Industrial Automation Software Market Analysis: Insights and Forecasts for 2029

Meticulous Research® has published a report titled “Industrial Automation Software Market by Product (SCADA, DCS, MES, HMI, PLC, IT and Software Environment Integration Solutions, Production Process Test Systems), Deployment Type, End User, and Geography – Forecast to 2029.” The global industrial automation software market is projected to grow at a CAGR of 7.4%, reaching $59.5 billion by 2029.

Key factors driving this growth include the rising demand for qualitative and reliable manufacturing, the need for mass production at lower operational costs, and the emergence of Industry 4.0 and enabling technologies.

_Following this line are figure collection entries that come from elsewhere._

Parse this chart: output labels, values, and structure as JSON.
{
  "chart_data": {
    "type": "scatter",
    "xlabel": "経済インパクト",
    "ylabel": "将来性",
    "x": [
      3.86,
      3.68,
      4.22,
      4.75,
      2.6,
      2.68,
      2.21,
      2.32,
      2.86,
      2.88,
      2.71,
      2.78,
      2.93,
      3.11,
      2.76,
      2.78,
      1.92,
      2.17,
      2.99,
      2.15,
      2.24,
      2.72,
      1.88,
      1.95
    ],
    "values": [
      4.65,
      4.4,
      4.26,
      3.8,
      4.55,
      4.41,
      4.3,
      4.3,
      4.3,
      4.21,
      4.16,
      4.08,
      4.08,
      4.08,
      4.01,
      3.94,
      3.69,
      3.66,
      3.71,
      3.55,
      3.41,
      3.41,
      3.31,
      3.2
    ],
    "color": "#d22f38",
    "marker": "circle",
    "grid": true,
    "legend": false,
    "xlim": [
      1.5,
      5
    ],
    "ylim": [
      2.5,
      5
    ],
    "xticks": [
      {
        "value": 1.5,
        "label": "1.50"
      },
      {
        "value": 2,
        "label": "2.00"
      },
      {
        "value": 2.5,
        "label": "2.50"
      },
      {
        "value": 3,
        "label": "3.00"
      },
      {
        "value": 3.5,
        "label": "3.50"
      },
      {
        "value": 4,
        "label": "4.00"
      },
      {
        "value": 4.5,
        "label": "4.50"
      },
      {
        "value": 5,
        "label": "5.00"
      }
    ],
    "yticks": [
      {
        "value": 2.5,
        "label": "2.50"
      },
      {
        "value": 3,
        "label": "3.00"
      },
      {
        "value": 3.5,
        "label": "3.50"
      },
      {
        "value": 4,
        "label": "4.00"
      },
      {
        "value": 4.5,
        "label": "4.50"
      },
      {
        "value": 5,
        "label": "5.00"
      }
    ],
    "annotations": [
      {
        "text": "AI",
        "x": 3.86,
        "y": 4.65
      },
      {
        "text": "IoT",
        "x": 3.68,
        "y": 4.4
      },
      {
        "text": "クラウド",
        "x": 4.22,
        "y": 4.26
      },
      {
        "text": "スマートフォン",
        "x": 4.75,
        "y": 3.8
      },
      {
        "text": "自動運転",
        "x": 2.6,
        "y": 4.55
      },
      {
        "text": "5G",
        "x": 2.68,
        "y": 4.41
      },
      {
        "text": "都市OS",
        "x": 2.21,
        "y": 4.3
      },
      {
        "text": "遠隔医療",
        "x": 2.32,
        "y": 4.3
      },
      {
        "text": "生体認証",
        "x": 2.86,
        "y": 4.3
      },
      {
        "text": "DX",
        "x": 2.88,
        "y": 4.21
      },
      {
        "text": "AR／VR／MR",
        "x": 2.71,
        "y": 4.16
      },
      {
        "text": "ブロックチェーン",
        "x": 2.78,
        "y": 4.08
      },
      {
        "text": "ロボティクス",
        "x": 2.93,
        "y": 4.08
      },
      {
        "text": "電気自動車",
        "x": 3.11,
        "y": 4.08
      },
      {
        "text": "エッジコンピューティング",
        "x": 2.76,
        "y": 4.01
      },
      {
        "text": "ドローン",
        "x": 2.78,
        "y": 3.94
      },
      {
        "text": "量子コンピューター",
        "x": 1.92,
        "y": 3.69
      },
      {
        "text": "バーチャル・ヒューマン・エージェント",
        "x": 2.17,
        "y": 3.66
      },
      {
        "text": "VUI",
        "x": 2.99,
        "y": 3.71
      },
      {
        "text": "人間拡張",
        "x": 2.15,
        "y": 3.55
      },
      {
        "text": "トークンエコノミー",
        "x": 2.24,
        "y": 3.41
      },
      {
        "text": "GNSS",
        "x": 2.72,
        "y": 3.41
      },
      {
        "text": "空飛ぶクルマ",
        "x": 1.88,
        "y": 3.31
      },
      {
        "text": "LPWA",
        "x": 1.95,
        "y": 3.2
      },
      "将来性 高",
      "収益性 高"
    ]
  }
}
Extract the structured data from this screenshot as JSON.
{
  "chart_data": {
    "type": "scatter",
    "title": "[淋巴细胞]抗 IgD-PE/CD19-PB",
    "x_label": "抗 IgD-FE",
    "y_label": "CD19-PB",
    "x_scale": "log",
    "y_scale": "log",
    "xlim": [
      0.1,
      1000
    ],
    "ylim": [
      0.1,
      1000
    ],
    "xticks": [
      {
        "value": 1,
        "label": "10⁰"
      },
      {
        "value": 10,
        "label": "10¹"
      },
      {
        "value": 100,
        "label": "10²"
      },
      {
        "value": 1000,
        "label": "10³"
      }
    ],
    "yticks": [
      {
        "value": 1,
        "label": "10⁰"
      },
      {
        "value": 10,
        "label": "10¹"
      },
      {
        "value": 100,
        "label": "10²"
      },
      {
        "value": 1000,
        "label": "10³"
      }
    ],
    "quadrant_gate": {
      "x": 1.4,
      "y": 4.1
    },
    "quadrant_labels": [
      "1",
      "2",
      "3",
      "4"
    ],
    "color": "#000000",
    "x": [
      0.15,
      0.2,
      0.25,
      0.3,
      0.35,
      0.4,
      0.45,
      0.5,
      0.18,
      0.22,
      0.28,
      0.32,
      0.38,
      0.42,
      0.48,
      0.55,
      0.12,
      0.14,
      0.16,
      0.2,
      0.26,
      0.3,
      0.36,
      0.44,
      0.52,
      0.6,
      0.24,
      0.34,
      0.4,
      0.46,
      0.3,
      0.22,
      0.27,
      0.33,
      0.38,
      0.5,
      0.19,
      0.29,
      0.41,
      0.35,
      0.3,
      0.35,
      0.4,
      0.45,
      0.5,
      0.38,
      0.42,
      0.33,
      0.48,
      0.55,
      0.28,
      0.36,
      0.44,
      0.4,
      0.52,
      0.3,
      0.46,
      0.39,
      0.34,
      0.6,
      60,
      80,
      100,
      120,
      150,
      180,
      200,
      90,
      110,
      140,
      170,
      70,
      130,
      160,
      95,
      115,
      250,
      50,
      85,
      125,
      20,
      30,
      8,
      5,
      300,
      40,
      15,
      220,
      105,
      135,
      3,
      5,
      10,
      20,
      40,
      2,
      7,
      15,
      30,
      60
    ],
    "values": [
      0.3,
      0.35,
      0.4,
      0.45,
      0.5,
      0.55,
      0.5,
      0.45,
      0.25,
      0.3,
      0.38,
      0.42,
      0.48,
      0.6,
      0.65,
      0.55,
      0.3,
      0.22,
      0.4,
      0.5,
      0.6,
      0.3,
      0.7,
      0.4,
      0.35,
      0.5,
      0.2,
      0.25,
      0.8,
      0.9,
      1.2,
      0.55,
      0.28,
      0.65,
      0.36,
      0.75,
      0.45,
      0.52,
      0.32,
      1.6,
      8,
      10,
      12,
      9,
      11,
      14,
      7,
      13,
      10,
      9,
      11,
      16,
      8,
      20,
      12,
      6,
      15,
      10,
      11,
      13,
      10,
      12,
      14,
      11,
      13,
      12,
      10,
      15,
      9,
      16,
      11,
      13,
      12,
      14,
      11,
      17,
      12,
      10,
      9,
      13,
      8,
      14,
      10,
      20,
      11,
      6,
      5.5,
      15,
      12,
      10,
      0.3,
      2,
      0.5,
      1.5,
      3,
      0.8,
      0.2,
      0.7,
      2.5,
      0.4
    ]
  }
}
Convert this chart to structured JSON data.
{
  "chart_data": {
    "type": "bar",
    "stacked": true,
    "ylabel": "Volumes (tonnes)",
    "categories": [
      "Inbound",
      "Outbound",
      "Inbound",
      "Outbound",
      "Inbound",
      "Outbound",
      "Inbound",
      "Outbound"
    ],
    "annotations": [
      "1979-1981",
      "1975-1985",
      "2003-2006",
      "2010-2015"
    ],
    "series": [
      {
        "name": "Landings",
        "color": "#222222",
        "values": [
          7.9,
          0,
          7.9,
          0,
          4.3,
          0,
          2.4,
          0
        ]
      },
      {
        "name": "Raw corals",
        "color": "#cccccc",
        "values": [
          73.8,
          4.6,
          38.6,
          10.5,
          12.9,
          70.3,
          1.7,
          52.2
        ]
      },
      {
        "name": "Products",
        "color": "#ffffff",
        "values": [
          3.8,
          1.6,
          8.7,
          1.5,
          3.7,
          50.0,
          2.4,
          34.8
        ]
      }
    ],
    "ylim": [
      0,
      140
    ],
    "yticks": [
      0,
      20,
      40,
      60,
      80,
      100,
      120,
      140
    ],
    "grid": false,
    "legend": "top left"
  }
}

Emerging automation-driven industries in developing countries offer significant opportunities for market players.

The market is segmented by product, deployment type, end user, and geography. Notably, the supervisory control and data acquisition (SCADA) segment is expected to dominate the market in 2022, as SCADA systems are essential for monitoring and optimizing automation processes. The human machine interface (HMI) segment, however, is anticipated to experience the highest CAGR during the forecast period.

In terms of deployment, the on-premise segment is expected to hold the largest market share in 2022 due to industries’ preference for enhanced security control. Yet, cloud-based solutions are predicted to grow at a higher CAGR.

Among end users, the oil & gas sector is projected to account for the largest share in 2022, driven by the need for automation in critical areas like drilling and pipeline monitoring. The chemicals & materials segment is also expected to grow rapidly, thanks to increased adoption of IoT and automation solutions that enhance efficiency and reduce costs.

Regionally, Asia-Pacific is forecasted to dominate the industrial automation software market in 2022, supported by government initiatives and investments in digitization.

Key players in the market include Emerson Electric, ABB, Siemens, and Honeywell.